Tout en démesure. Il y a bien sûr un tas d’autres emprunts au sein de « The Chronic », comme When The Levee Breaks de Led Zeppelin sur Lyrical Gangbang. Mais la force de cette première livraison, c’est peut-être de se révéler bien plus subtile que son titre ne pourrait le laisser croire –en argot local, la chronic est une variété de cannabis, tandis que la pochette est un hommage aux paquets de feuilles à rouler de la marque Zig-Zag.
Tout au long de ces seize morceaux, on trouve en effet des piques à Eazy-E (« The hood you threw up with, niggaz you grew up with, don’t even respect your ass » sur Fuck Wit Dre Day), des références aux émeutes de Los Angeles de 1992, celles qui ont suivi le passage à tabac de Rodney King (The Day The Niggaz Took Over), ou encore des prises de position étonnamment féministes (Deeez Nuuuts). Avec la réussite que l’on connaît : sorti le 15 décembre 1992, porté par une release party mémorable au Strip Club de Century City avec des actrices pornos et un gâteau couvert de feuilles de marijuana, « The Chronic » squatte plus de huit mois le Top 10 du Billboard et devient un symbole de réussite totale.

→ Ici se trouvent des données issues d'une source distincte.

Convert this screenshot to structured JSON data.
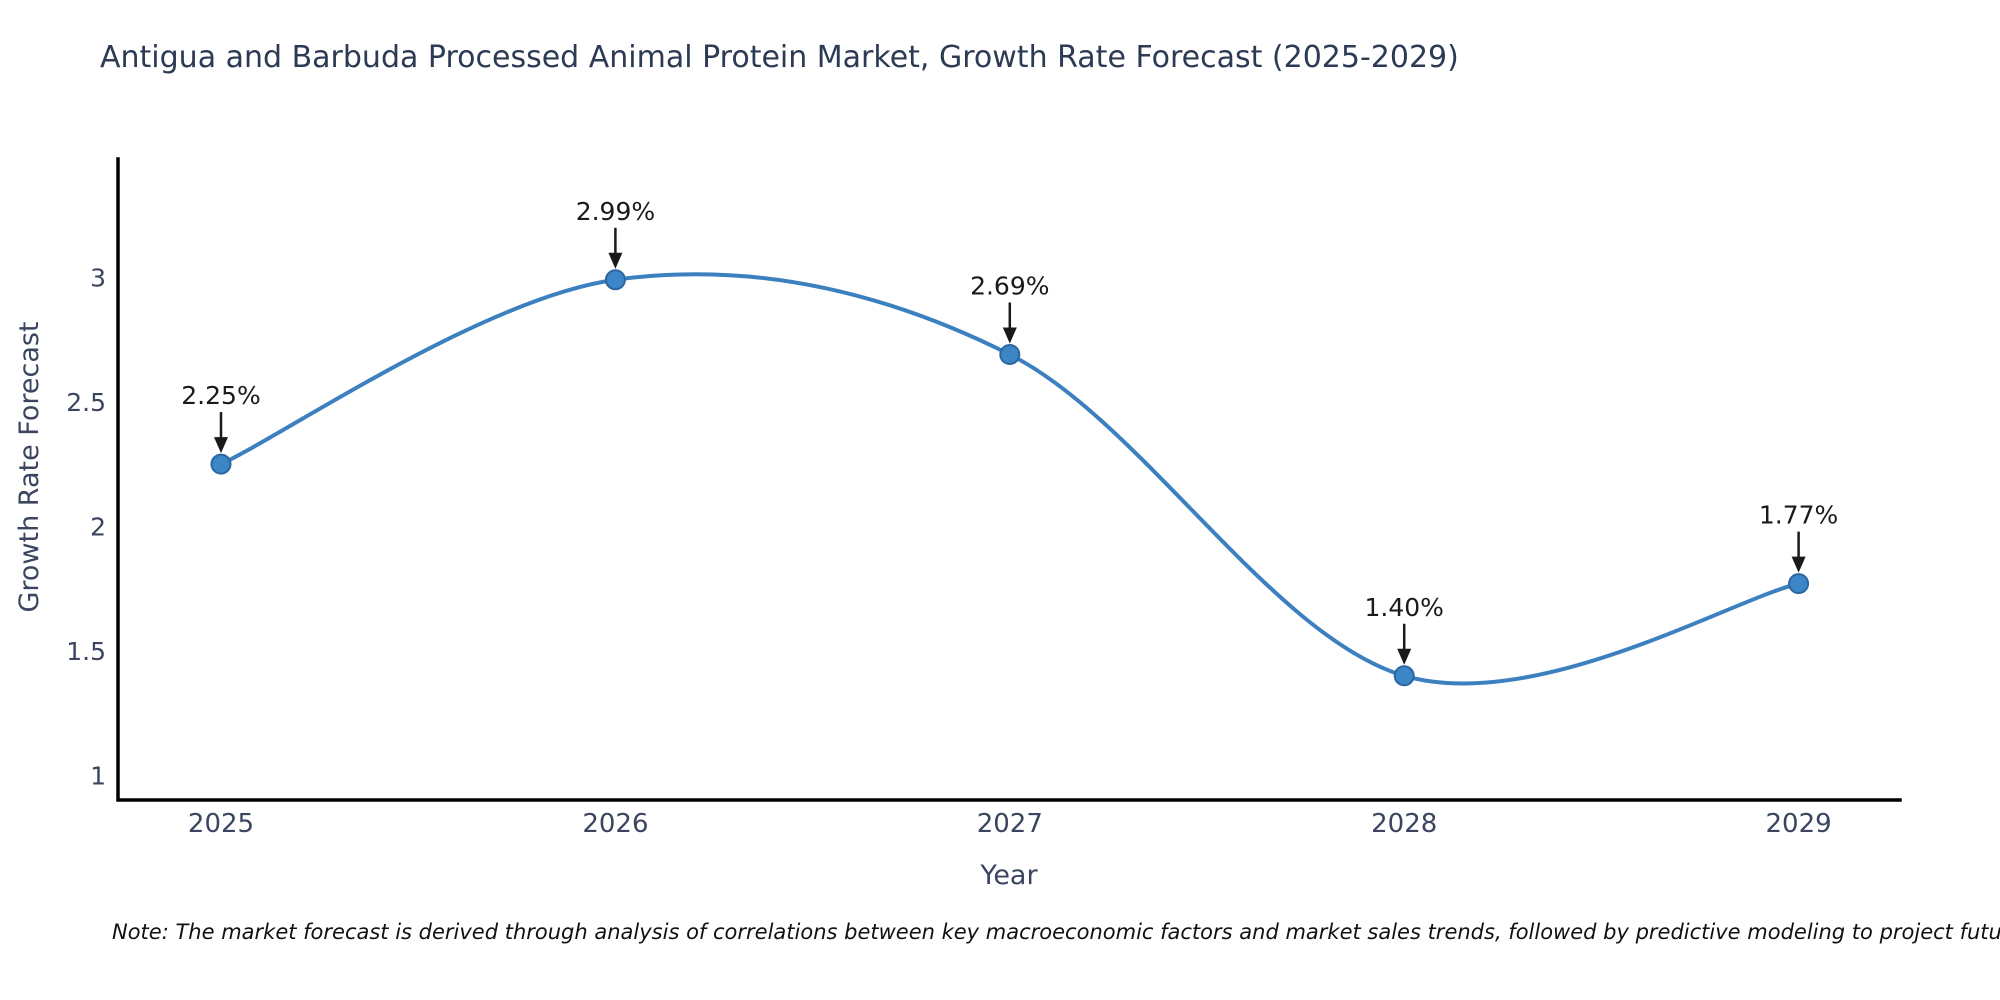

Doggystyle. Surtout, « The Chronic » va servir de rampe de lancement à des artistes tels que Nate Dogg, Warren G et Snoop Dogg, présent sur onze morceaux. Parmi les plus belles réussites : Nuthin’ But A « G » Thang, tube incontestable, hymne à la G-Funk, ce versant cool et mélodique du gangsta-rap, chargé aussi bien en basses et en synthés. Une formule qui fera le succès d’albums aussi mythiques que « Doggystyle » de Snoop en 1993 ou « All Eyez On Me » de 2Pac en 1996, mais que Dr. Dre a le mérite de populariser. N’en déplaisent aux fans de DJ Quik, autre précurseur de ce son typiquement West Coast, qui servait alors d’écrin aux textes irrévérencieux des MC californiens.